TÜİK’in verilerine göre de uyuşturucuyla ilgili suçlardan cezaevlerine girenlerin sayısı 2009-2013 yılları arasında yüzde 355 oranında artış kaydederek 2 bin 605’ten,11 bin 851’e kadar çıktı. Uyuşturucu madde ticareti yaptıkları için cezaevlerine girenlerin sayısı bu dönemde yüzde 482 oranında artarak bin 576’dan 9 bin 177’ye, uyuşturucu kullanma ve satın alma suçlarından girenler ise yüzde 160 oranında artarak bin 9’dan 2 bin 674’e çıktı. 2010’da ortaya çıkan ve Bonzai ismiyle bilinen sentetik uyuşturucunun kullanımında bugüne kadar yüzde 300 artış oldu. Adeta bir Bonzai patlaması yaşanmaktadır.

Ceza ve Tevkifevleri Genel Müdürlüğü’nün verilerine göre 3 Şubat 2015 tarihi itibariyle cezaevlerinde bulunan 162 bin 261 tutuklu ve hükümlüden 28 bin 312’sinin uyuşturucuyla ilgili suçlardan cezaevlerinde; bunların 304’ünü ise çocuklar oluşturuyor.

Emniyet Genel Müdürlüğü’nün verilerine göre ise polise yansıyan uyuşturucu olayları 2009-2013 yılları arasında yüzde 111.3 oranında arttı…[171]

• ‘Türkiye Uyuşturucu ve Uyuşturucu Bağımlılığı İzleme Merkezi’nin (TUBİM) 2013 Türkiye Uyuşturucu Raporu’na göre, madde bağlantılı ölümler 2011 yılına göre yüzde 54.3 artış göstermesine karşın madde bağımlılığı tedavisi veren merkezler kapanıyor. Toplumsal bir mücadele alanına dönüştürülmesi gereken madde bağımlığı tedavisi gören kişilerin yüzde 59’unu işsizler, yüzde 30’unu düzenli bir işi olanlar yüzde 2.5’unu da öğrenciler oluşturuyor. Verilerine göre, madde bağımlılığı yüzde 2.9’la en yüksek 15-24 yaş arasında görülüyor. Ortalama ise yüzde 2.7 civarı. Ancak, uzmanlar bağımlılığa yakalanma oranlarının istatistiklere yansıyan oranlardan daha yüksek olduğunu belirtiyor. [172]

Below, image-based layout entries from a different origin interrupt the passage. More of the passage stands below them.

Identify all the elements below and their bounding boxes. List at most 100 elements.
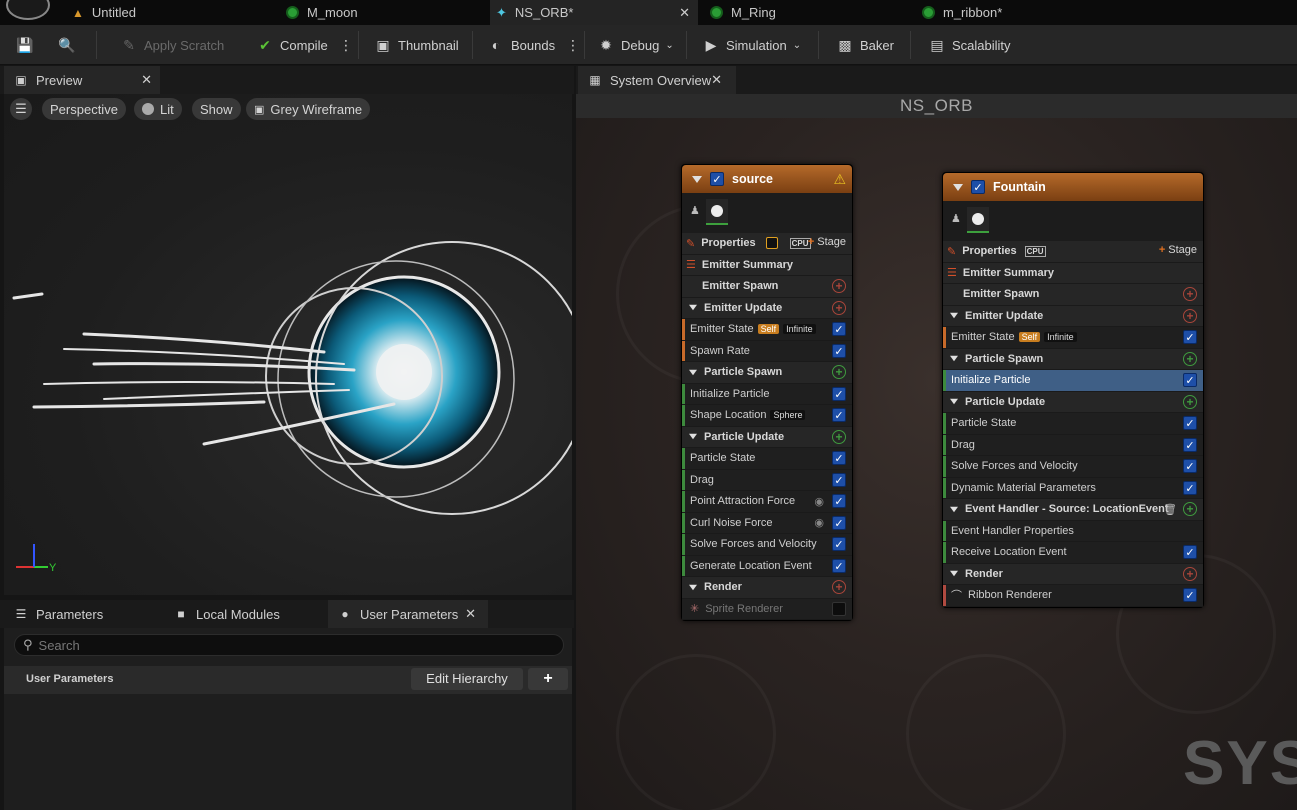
- browse-button[interactable]: 🔍: [58, 25, 76, 65]
- particle-spawn-row[interactable]: Particle Spawn +: [682, 362, 852, 384]
- module-generate-location-event[interactable]: Generate Location Event ✓: [682, 555, 852, 577]
- module-point-attraction-force[interactable]: Point Attraction Force ◉ ✓: [682, 491, 852, 513]
- properties-row[interactable]: ✎ Properties CPU + Stage: [943, 241, 1203, 263]
- emitter-node-source[interactable]: ✓ source ⚠ ♟ ✎ Properties CPU + Stage ☰ …: [681, 164, 853, 621]
- module-particle-state[interactable]: Particle State ✓: [682, 448, 852, 470]
- collapse-arrow-icon[interactable]: [689, 304, 697, 311]
- module-enabled-checkbox[interactable]: ✓: [1183, 416, 1197, 430]
- module-enabled-checkbox[interactable]: ✓: [832, 386, 846, 401]
- collapse-arrow-icon[interactable]: [950, 355, 958, 362]
- module-ribbon-renderer[interactable]: ⌒ Ribbon Renderer ✓: [943, 585, 1203, 607]
- properties-row[interactable]: ✎ Properties CPU + Stage: [682, 233, 852, 255]
- particle-update-row[interactable]: Particle Update +: [943, 391, 1203, 413]
- module-initialize-particle[interactable]: Initialize Particle ✓: [682, 383, 852, 405]
- module-enabled-checkbox[interactable]: ✓: [832, 515, 846, 530]
- emitter-thumbnail[interactable]: [967, 207, 989, 233]
- collapse-arrow-icon[interactable]: [689, 369, 697, 376]
- trash-icon[interactable]: 🗑: [1163, 503, 1177, 516]
- module-shape-location[interactable]: Shape Location Sphere ✓: [682, 405, 852, 427]
- add-module-button[interactable]: +: [1183, 287, 1197, 301]
- close-icon[interactable]: ✕: [141, 72, 152, 88]
- module-enabled-checkbox[interactable]: ✓: [832, 451, 846, 465]
- module-solve-forces[interactable]: Solve Forces and Velocity ✓: [682, 534, 852, 556]
- tab-parameters[interactable]: ☰ Parameters: [4, 600, 164, 628]
- add-module-button[interactable]: +: [832, 365, 846, 379]
- collapse-arrow-icon[interactable]: [689, 584, 697, 591]
- tab-local-modules[interactable]: ■ Local Modules: [164, 600, 324, 628]
- tab-user-parameters[interactable]: ● User Parameters ✕: [328, 600, 488, 628]
- system-overview-graph[interactable]: NS_ORB SYST ✓ source ⚠ ♟ ✎ Properties CP…: [576, 94, 1297, 810]
- tab-m-moon[interactable]: M_moon: [286, 0, 486, 25]
- unreal-logo-icon[interactable]: [6, 0, 50, 20]
- bounds-button[interactable]: ◐ Bounds: [487, 25, 555, 65]
- module-enabled-checkbox[interactable]: [832, 601, 846, 616]
- emitter-spawn-row[interactable]: Emitter Spawn +: [682, 276, 852, 298]
- module-enabled-checkbox[interactable]: ✓: [1183, 330, 1197, 344]
- apply-scratch-button[interactable]: ✎ Apply Scratch: [120, 25, 224, 65]
- simulation-button[interactable]: ▶ Simulation ⌄: [702, 25, 801, 65]
- tab-m-ribbon[interactable]: m_ribbon*: [922, 0, 1122, 25]
- emitter-thumbnail[interactable]: [706, 199, 728, 225]
- add-renderer-button[interactable]: +: [1183, 566, 1197, 581]
- module-drag[interactable]: Drag ✓: [682, 469, 852, 491]
- collapse-arrow-icon[interactable]: [950, 398, 958, 405]
- emitter-header[interactable]: ✓ Fountain: [943, 173, 1203, 201]
- add-module-button[interactable]: +: [832, 279, 846, 293]
- collapse-arrow-icon[interactable]: [953, 183, 963, 191]
- module-initialize-particle[interactable]: Initialize Particle ✓: [943, 370, 1203, 392]
- emitter-node-fountain[interactable]: ✓ Fountain ♟ ✎ Properties CPU + Stage ☰ …: [942, 172, 1204, 608]
- module-enabled-checkbox[interactable]: ✓: [832, 537, 846, 551]
- tab-system-overview[interactable]: ▦ System Overview ✕: [578, 66, 736, 94]
- visibility-eye-icon[interactable]: ◉: [814, 495, 824, 508]
- add-module-button[interactable]: +: [832, 429, 846, 444]
- module-enabled-checkbox[interactable]: ✓: [832, 322, 846, 336]
- collapse-arrow-icon[interactable]: [950, 570, 958, 577]
- tab-preview[interactable]: ▣ Preview ✕: [4, 66, 160, 94]
- module-solve-forces[interactable]: Solve Forces and Velocity ✓: [943, 456, 1203, 478]
- module-sprite-renderer[interactable]: ✳ Sprite Renderer: [682, 598, 852, 620]
- add-module-button[interactable]: +: [832, 300, 846, 315]
- event-handler-row[interactable]: Event Handler - Source: LocationEvent 🗑 …: [943, 499, 1203, 521]
- close-icon[interactable]: ✕: [465, 606, 476, 622]
- close-icon[interactable]: ✕: [711, 72, 722, 88]
- render-row[interactable]: Render +: [943, 563, 1203, 585]
- emitter-summary-row[interactable]: ☰ Emitter Summary: [943, 262, 1203, 284]
- emitter-header[interactable]: ✓ source ⚠: [682, 165, 852, 193]
- scalability-button[interactable]: ▤ Scalability: [928, 25, 1010, 65]
- emitter-update-row[interactable]: Emitter Update +: [943, 305, 1203, 327]
- module-enabled-checkbox[interactable]: ✓: [832, 494, 846, 508]
- add-module-button[interactable]: +: [1183, 394, 1197, 409]
- module-enabled-checkbox[interactable]: ✓: [1183, 588, 1197, 602]
- add-module-button[interactable]: +: [1183, 502, 1197, 516]
- module-curl-noise-force[interactable]: Curl Noise Force ◉ ✓: [682, 512, 852, 534]
- module-enabled-checkbox[interactable]: ✓: [1183, 437, 1197, 452]
- tab-untitled[interactable]: ▲ Untitled: [72, 0, 272, 25]
- search-input[interactable]: ⚲ Search: [14, 634, 564, 656]
- add-module-button[interactable]: +: [1183, 351, 1197, 366]
- preview-viewport[interactable]: ☰ Perspective Lit Show ▣ Grey Wireframe: [4, 94, 572, 595]
- compile-button[interactable]: ✔ Compile: [256, 25, 328, 65]
- module-enabled-checkbox[interactable]: ✓: [1183, 480, 1197, 495]
- add-stage-button[interactable]: + Stage: [1159, 244, 1197, 256]
- add-stage-button[interactable]: + Stage: [808, 236, 846, 248]
- add-module-button[interactable]: +: [1183, 308, 1197, 323]
- emitter-update-row[interactable]: Emitter Update +: [682, 297, 852, 319]
- debug-button[interactable]: ✹ Debug ⌄: [597, 25, 674, 65]
- module-dynamic-material-parameters[interactable]: Dynamic Material Parameters ✓: [943, 477, 1203, 499]
- add-renderer-button[interactable]: +: [832, 580, 846, 594]
- visibility-eye-icon[interactable]: ◉: [814, 516, 824, 529]
- module-enabled-checkbox[interactable]: ✓: [1183, 545, 1197, 559]
- emitter-summary-row[interactable]: ☰ Emitter Summary: [682, 254, 852, 276]
- compile-options-button[interactable]: ⋮: [337, 25, 355, 65]
- tab-ns-orb[interactable]: ✦ NS_ORB* ✕: [490, 0, 698, 25]
- emitter-enabled-checkbox[interactable]: ✓: [710, 172, 724, 186]
- module-enabled-checkbox[interactable]: ✓: [832, 472, 846, 487]
- module-enabled-checkbox[interactable]: ✓: [832, 558, 846, 573]
- module-enabled-checkbox[interactable]: ✓: [1183, 373, 1197, 387]
- module-enabled-checkbox[interactable]: ✓: [1183, 459, 1197, 473]
- module-enabled-checkbox[interactable]: ✓: [832, 408, 846, 422]
- save-button[interactable]: 💾: [16, 25, 34, 65]
- module-drag[interactable]: Drag ✓: [943, 434, 1203, 456]
- bounds-options-button[interactable]: ⋮: [564, 25, 582, 65]
- collapse-arrow-icon[interactable]: [692, 175, 702, 183]
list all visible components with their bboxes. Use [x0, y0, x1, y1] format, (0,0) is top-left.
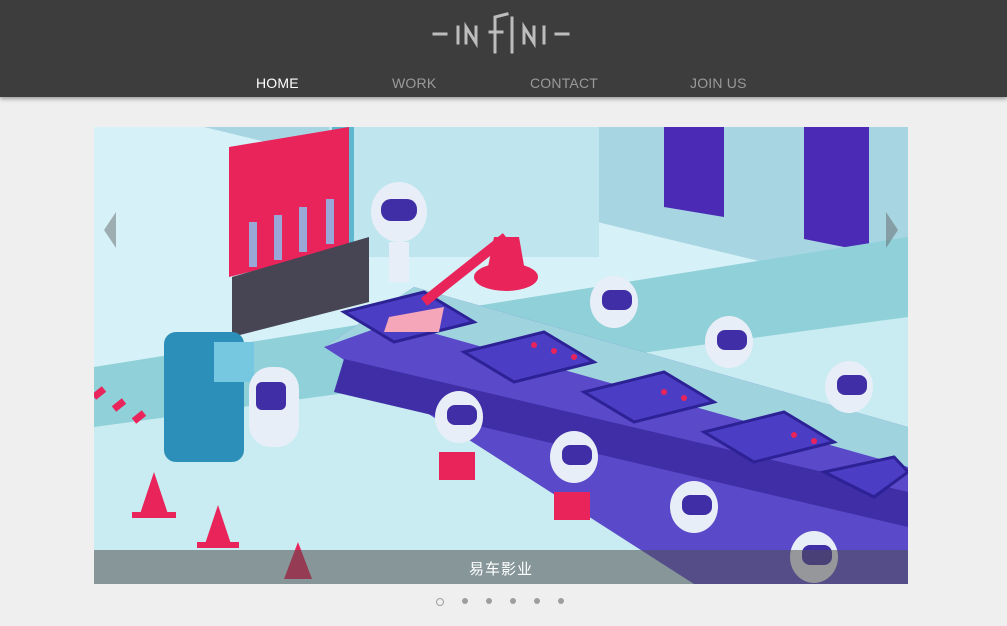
chevron-right-icon[interactable]: [882, 210, 902, 250]
pagination-dot[interactable]: [486, 598, 492, 604]
hero-slider[interactable]: 易车影业: [94, 127, 908, 584]
pagination-dot[interactable]: [462, 598, 468, 604]
slide-caption: 易车影业: [468, 561, 533, 578]
pagination-dot[interactable]: [510, 598, 516, 604]
slide-caption-bar: 易车影业: [94, 550, 908, 584]
pagination-dot[interactable]: [534, 598, 540, 604]
nav-work[interactable]: WORK: [392, 75, 436, 91]
nav-join-us[interactable]: JOIN US: [690, 75, 747, 91]
nav-home[interactable]: HOME: [256, 75, 299, 91]
pagination-dot[interactable]: [436, 598, 444, 606]
pagination-dot[interactable]: [558, 598, 564, 604]
factory-illustration: [94, 127, 908, 584]
site-header: HOME WORK CONTACT JOIN US: [0, 0, 1007, 97]
nav-contact[interactable]: CONTACT: [530, 75, 598, 91]
infini-logo[interactable]: [432, 12, 570, 56]
chevron-left-icon[interactable]: [100, 210, 120, 250]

• UBAM verilerine göre, Çukurova Bölgesi’nde uyuşturucu bağımlılığı hızla artıyor. Bağımlılık yaşının 9’dan başladığı bölgede, uyuşturucunun en yoğun olarak kullanıldığı il ise, eroin bağımlılığıyla öne çıkan Adana. Yeni bağımlılık tedavi merkezlerinden biri burada açılacak. Adana’yı bağımlılıkta Mersin, Hatay ve Osmaniye takip ediyor. Çukurova, Marmara ve İç Anadolu’dan sonra uyuşturucu bağımlılığında 3. sırada…[173]

• HDP Grup Başkanvekili İdris Baluken, Doğu ve Güneydoğu illerinde madde bağımlılığı yaşının 12’ye düştüğünü, her üç çocuktan birinin madde bağımlısı olduğunu söyledi. Baluken açıklamasında, Sağlık Bakanlığı istatistiklerine göre 2004’te uyuşturucu bağımlılığından yatarak tedavi görenlerin sayısının 11 bin 239’u ayakta tedavi görenlerin sayısının 1.517’ye, 2012’de ise ayakta tedavi görenlerin sayısının 218 bin 515’e, yatarak tedavi görenlerin sayısının ise 8 bin 783’e çıktığına dikkati çekti.[174]

Evet gençliğin kapitalizmin bugündeki durumu;[175] geleceksizlikte ifadesini buluyorken; coğrafyamızda gençler yurtdışına gitmenin yollarını arıyor. Yabancı liselerin mezunlarının yaklaşık yarısı yurtdışındaki üniversitelere başvurdu. Eğitim için yurtdışına gitmek isteyen gençlerin oranı 2016 yılına oranla 2017’de yaklaşık yüzde 30 oranında arttı. Yurtdışındaki kimi üniversitelere girebilmek için açılan sınavlara hazırlık kurslarına devam eden öğrenci sayısı üçe katlandı…[176]

Oysa gençlik bu değildir; olmamalıdır!

Gençliğe layık olduğu geleceği kazandıracak olan baş eğmek, kaçmak değil; kapitalizme karşı mücadeledir…

Kimse aksini inkâra kalkışmasın: Gençler, kapitalizm altında manevi ve fiziki niteliklerini geliştiremez!

Bu düzen gençliğe, ruhunu ve vücudunu yıpratıp mahvedeceği koşullardan başka bir şey sunmaz/ sunamaz.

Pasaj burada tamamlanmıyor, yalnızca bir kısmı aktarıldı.